"The Bourgeois Pig," a new play by award-winning playwright Brighde Mullins, will be presented in its first full-scale production, tonight, Nov. 28 through Dec. 2 at Muhlenberg College. Beth Schachter directs the production.
Named for a notorious paparazzi hangout spot in Los Angeles, "The Bourgeois Pig" explores the power of image—on the page and in the public eye—through the character of a late-1970s war photographer-turned-paparazzi. The play will be presented in Muhlenberg's 100-seat Studio Theatre.
"The play was inspired by my move to Hollywood from Cambridge, Mass.," Mullins says. "I moved from a place where people walk around reading books—they are actually often reading while walking—to a place where there was no evidence of that kind of immersion in words, in language. It was all about the surface, the image. And in my new neighborhood there were lots of guys hanging around. I thought they were dealers, but it turned out that they were paparazzi.
"I started talking with them, and I started to have sympathy for these people who are an underclass in Los Angeles. They are considered bottom-feeders."
Set in 1978 Los Angeles, "The Bourgeois Pig" tells the story of the Riley family, trying hard to hang onto their hopes and each other in the face of serious dysfunction. Jack, the father, is a brilliant but damaged former war photographer who never really came back from Vietnam, now making his living as a paparazzi. His ex-wife Francie hasn't quite given up on an acting career that began (and pretty much ended) with an appearance on "Laugh-In" eight years before. Older daughter Riley is in her first year at UCLA, awakening to intellectual exploration and her attraction to women. Her sister Colette struggles with the pressure of her mother's expectation that she grow up thin and beautiful, and find the success that Francie never had.
The play has been presented several times in workshops and staged readings over the past four years — at Minneapolis PlayLabs, at Bard College, and at the Blank Theatre, in Los Angeles — but this is the first full-scale production. Mullins says the play has evolved considerably over that time. The cast was still receiving text revisions up to just a couple weeks before the play's opening.
"I think I first told Beth of my idea for the play and we've been talking ever since — this was four years ago," Mullins says. "Theater is so collaborative, and a large part of making plays is finding simpatico souls."
A 2012 Guggenheim Foundation Award-winning playwright, Mullins holds Master of Fine Arts degrees from the Yale School of Drama, in playwriting, and the Iowa Writers Workshop, in poetry. Her plays include "Rare Bird," "Monkey in the Middle" (produced at Muhlenberg in 2007), "Those Who Can, Do," "Fire Eater," "Topographical Eden," and "Pathological Venus." Her plays have been seen in London, at the Tristan Bates Theatre; and in New York, San Francisco, Salt latke City, Dallas, Las Vegas, and Los Angeles. Other awards include an NEA Fellowship a 2010 United States Artists Award in Literature, and a Gold Medal from "The Pinter Review."

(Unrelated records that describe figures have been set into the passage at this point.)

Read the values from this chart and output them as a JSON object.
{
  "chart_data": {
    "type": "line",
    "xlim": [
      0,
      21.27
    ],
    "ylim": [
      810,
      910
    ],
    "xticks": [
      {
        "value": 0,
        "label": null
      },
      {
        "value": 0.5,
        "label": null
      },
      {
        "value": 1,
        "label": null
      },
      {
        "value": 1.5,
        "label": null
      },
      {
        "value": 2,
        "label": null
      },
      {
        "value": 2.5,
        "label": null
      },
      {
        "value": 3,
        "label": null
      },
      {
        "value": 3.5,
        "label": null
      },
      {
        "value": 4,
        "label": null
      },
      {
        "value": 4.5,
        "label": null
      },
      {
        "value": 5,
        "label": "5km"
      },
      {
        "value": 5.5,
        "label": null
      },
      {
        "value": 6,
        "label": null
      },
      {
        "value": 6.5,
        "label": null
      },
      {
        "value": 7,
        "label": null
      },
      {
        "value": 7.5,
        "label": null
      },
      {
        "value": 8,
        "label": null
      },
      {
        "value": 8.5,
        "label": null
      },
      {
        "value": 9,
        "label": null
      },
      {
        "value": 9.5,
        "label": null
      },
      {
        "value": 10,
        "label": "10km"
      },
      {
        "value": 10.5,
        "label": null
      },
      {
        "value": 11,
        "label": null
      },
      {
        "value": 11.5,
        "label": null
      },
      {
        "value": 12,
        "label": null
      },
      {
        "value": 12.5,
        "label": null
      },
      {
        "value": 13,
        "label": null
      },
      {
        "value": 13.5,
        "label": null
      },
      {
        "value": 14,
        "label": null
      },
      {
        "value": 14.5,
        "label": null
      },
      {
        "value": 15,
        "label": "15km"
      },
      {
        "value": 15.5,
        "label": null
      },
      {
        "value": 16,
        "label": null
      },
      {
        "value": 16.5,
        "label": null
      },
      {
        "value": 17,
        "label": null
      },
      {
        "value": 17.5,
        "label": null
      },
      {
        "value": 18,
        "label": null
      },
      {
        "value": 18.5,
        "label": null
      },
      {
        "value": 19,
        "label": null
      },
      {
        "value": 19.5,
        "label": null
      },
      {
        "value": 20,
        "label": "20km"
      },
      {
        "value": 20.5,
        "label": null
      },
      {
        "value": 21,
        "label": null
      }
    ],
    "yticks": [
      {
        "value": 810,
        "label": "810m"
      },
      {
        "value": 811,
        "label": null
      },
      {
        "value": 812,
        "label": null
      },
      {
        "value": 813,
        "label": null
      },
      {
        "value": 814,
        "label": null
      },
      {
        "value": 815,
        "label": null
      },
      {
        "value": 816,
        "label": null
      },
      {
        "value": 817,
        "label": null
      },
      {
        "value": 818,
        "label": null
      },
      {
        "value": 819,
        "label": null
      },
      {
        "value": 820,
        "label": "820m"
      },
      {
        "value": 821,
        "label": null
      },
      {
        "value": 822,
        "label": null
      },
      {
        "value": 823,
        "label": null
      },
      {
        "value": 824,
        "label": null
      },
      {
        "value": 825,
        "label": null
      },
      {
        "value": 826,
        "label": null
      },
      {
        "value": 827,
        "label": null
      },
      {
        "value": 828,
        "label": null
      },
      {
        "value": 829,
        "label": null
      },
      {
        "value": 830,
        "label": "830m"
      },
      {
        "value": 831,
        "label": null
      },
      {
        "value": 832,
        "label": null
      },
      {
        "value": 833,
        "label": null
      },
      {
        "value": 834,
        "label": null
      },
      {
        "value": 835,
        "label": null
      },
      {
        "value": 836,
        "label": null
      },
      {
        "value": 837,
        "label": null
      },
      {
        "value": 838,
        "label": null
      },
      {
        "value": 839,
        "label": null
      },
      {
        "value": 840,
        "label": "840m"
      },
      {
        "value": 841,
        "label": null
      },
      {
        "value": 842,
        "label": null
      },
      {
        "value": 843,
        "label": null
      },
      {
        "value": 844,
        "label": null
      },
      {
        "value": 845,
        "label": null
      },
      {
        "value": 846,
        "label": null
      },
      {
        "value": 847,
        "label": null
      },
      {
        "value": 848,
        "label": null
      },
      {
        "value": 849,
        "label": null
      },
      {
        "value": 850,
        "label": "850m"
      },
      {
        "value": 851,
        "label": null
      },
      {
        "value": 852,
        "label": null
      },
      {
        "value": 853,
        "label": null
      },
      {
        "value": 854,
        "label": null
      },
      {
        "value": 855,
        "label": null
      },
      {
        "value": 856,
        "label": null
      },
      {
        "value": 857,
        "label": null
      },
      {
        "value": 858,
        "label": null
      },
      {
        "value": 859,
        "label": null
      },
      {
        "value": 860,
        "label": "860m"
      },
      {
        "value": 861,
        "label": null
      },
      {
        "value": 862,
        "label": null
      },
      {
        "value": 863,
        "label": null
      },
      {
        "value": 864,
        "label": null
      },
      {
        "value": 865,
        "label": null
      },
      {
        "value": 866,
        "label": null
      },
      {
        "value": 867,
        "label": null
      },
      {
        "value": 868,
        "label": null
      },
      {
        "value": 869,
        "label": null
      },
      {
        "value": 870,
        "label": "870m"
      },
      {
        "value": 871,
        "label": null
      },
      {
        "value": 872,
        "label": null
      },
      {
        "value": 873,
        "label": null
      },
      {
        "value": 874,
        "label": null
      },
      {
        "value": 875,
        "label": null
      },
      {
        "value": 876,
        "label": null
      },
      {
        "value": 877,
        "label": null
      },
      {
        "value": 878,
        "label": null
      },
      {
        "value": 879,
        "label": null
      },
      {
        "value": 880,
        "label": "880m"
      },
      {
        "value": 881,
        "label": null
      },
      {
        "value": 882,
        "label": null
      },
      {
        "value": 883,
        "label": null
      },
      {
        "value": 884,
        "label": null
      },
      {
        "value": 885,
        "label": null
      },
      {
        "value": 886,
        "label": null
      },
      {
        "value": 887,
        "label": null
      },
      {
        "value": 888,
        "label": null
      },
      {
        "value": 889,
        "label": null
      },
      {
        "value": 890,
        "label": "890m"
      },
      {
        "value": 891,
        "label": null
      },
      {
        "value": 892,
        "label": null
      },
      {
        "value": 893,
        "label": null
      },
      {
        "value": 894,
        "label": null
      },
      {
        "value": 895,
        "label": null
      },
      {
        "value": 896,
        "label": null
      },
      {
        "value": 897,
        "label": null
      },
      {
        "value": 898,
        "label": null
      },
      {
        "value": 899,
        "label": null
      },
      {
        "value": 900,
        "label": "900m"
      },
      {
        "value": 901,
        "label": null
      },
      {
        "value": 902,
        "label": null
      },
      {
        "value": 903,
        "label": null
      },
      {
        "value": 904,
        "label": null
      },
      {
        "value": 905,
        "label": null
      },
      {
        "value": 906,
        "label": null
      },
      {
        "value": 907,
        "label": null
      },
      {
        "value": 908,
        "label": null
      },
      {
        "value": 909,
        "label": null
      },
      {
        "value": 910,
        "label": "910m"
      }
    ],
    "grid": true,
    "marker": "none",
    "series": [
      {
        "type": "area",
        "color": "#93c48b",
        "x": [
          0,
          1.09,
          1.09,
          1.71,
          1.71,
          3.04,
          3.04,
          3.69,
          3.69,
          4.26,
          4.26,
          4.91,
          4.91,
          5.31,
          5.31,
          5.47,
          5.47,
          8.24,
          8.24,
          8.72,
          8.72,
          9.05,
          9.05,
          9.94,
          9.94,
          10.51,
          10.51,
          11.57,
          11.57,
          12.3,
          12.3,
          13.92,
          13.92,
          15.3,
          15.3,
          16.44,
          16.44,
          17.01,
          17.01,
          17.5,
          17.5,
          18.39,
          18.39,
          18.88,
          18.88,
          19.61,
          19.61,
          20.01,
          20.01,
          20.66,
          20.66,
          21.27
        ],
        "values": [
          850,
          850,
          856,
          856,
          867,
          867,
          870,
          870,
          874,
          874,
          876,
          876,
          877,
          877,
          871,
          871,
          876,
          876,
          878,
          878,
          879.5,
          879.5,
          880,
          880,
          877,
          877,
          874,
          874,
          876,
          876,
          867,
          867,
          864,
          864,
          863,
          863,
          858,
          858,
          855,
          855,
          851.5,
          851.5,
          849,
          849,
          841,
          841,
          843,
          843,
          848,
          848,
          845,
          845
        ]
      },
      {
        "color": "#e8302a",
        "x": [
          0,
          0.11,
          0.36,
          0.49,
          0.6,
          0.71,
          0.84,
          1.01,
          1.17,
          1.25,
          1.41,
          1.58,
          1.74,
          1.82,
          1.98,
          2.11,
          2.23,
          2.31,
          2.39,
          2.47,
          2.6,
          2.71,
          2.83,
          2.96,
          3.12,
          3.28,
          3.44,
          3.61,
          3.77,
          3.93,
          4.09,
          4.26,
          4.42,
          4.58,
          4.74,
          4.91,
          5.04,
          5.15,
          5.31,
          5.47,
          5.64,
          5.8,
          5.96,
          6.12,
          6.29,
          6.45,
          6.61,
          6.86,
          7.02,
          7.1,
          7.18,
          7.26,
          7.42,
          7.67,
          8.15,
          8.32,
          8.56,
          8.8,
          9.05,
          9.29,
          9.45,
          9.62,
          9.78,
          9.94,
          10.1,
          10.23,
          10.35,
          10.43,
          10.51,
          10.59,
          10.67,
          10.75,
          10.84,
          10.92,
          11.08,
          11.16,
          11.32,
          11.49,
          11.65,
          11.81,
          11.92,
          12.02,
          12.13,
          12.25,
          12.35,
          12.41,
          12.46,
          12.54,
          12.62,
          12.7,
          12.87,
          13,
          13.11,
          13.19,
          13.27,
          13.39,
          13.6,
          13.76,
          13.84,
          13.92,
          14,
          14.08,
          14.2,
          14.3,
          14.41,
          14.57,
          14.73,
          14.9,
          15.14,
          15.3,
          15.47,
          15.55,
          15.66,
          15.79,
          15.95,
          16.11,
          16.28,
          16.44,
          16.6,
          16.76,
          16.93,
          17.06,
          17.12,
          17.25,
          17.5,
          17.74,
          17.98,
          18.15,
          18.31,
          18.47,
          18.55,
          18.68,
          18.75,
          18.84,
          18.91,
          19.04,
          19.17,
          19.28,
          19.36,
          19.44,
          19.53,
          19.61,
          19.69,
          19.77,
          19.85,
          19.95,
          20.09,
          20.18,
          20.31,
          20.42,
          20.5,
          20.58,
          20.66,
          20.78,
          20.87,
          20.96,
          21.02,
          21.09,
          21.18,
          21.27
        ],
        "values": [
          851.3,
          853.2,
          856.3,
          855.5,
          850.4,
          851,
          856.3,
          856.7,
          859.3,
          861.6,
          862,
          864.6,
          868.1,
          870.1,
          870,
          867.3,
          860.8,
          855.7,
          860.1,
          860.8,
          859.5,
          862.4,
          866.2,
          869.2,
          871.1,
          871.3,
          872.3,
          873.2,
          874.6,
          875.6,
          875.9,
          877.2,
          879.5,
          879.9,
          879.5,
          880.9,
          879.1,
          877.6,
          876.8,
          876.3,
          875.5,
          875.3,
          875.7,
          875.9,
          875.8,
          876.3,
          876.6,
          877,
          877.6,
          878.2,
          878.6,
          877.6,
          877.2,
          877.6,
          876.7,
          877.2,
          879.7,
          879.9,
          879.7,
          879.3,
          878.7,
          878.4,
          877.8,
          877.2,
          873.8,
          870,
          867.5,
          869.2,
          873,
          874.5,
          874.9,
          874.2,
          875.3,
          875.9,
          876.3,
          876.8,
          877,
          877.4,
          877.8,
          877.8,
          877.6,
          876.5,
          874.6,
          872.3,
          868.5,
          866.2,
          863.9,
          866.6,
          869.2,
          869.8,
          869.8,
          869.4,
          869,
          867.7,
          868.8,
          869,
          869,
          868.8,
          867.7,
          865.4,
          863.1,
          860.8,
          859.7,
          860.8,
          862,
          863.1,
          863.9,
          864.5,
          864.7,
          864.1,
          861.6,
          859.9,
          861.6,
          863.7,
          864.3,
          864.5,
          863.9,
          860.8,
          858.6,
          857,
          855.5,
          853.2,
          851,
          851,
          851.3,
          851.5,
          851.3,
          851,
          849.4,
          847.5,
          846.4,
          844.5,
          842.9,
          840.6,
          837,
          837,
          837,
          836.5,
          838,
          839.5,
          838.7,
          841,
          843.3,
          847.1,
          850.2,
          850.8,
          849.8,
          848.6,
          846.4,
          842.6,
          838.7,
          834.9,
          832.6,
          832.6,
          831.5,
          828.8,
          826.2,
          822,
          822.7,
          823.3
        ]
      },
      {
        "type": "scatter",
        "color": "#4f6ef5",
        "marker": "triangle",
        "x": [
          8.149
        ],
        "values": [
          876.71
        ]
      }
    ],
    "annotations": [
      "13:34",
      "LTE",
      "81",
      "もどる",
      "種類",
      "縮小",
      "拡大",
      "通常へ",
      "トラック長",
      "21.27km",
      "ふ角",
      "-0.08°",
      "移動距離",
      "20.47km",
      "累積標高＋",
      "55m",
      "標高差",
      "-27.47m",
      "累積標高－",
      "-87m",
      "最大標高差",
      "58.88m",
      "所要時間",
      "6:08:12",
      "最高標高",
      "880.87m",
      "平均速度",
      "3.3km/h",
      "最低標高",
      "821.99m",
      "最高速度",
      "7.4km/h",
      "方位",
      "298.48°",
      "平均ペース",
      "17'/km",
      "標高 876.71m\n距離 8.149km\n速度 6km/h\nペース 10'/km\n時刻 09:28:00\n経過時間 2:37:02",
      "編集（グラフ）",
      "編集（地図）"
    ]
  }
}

Muhlenberg College is a liberal arts college of 2,200 students in Allentown, Pa. The college offers Bachelor of Arts degrees in theater and dance. The Princeton Review consistently ranks Muhlenberg's production program in the top ten in the nation, and the Fiske Guide to Colleges lists both the theater and dance programs among the top small college programs in the United States.
Performances of "The Bourgeois Pig" are Nov. 28 through Dec. 2: Wednesday through Friday at 8 p.m., Saturday at 2 and 8 p.m., and Sunday at 2 p.m. Tickets are $15 for adults and $8 for LVAIC students, faculty and staff and for patrons 17 and under. The performance is intended for mature audiences.
Performances are in the Studio Theatre, Trexler Pavilion for Theatre and Dance, Muhlenberg College, 2400 Chew St., Allentown. Performance information and tickets are available at 484-664-3333 or muhlenberg.edu/theatre.